The case is being taken against Dublin County Coroner Dr Kieran Geraghty.
Despite Minister for Justice Michael McDowell refusing a request to exhume the baby's body, on grounds that up to 100 infants were buried in the mass grave in the Little Angels plot in Glasnevin, the inquest was resumed. A death certificate was later issued in the child's name.
Caroline Kelly, BL for the family, said if the incident was to be believed, individuals could be implicated in very serious criminal conduct. She said relief was being sought on grounds the coroner was biased, that the investigating gardaí and original pathologist had since died, and that the inquest was resumed outside the provisions of the Coroner's Act.

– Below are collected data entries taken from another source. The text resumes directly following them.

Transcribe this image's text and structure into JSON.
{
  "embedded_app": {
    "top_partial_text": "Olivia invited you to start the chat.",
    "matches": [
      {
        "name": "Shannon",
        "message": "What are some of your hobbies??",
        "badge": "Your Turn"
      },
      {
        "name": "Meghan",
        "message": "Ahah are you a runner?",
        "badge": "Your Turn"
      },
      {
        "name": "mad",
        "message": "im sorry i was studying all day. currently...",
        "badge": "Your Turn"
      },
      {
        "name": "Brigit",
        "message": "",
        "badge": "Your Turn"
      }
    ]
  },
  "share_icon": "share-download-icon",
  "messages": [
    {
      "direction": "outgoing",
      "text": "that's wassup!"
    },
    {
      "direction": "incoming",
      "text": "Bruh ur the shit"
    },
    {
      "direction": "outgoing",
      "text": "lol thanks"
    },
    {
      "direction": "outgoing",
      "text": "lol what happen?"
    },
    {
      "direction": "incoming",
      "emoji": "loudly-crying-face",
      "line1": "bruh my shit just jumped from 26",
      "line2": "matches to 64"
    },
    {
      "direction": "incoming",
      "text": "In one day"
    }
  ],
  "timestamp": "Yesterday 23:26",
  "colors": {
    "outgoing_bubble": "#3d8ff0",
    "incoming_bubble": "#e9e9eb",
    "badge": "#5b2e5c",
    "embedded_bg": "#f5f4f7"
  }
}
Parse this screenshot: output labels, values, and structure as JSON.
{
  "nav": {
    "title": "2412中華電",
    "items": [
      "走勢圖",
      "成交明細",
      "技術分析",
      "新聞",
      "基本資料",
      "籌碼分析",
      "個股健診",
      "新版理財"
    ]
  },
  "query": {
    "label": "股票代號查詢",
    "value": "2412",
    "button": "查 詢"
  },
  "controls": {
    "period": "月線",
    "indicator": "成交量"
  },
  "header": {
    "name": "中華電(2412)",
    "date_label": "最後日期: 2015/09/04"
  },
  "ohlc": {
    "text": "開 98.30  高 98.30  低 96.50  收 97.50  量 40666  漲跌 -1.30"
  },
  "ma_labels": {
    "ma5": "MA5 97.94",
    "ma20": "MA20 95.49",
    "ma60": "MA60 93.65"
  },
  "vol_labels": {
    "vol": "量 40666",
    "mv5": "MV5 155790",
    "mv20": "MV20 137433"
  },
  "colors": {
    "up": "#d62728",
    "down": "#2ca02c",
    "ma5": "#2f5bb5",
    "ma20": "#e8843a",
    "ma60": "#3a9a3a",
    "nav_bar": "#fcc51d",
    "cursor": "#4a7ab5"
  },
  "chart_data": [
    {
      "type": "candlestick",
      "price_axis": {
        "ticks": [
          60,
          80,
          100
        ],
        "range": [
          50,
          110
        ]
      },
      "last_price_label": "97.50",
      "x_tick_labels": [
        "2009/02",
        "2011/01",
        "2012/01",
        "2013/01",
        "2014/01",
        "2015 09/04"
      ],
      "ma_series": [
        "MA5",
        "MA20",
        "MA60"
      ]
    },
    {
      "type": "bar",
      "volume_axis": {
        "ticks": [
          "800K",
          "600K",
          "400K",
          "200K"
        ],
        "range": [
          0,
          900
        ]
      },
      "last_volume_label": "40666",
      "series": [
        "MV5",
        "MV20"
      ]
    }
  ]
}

In an affidavit, Ms Stevenson also claimed Dr Geraghty was sympathetic towards Ms Owen, shielded her when giving evidence and was selective over which statements the jury saw.
Mr Justice Michael Peart granted leave to appeal and listed the case for mention on June 12th. He said other members of the Murphy family not taking action, An Garda Siochána, the Coroner's Office and the Chief State Solicitors' Office had to be served notice of the proceedings.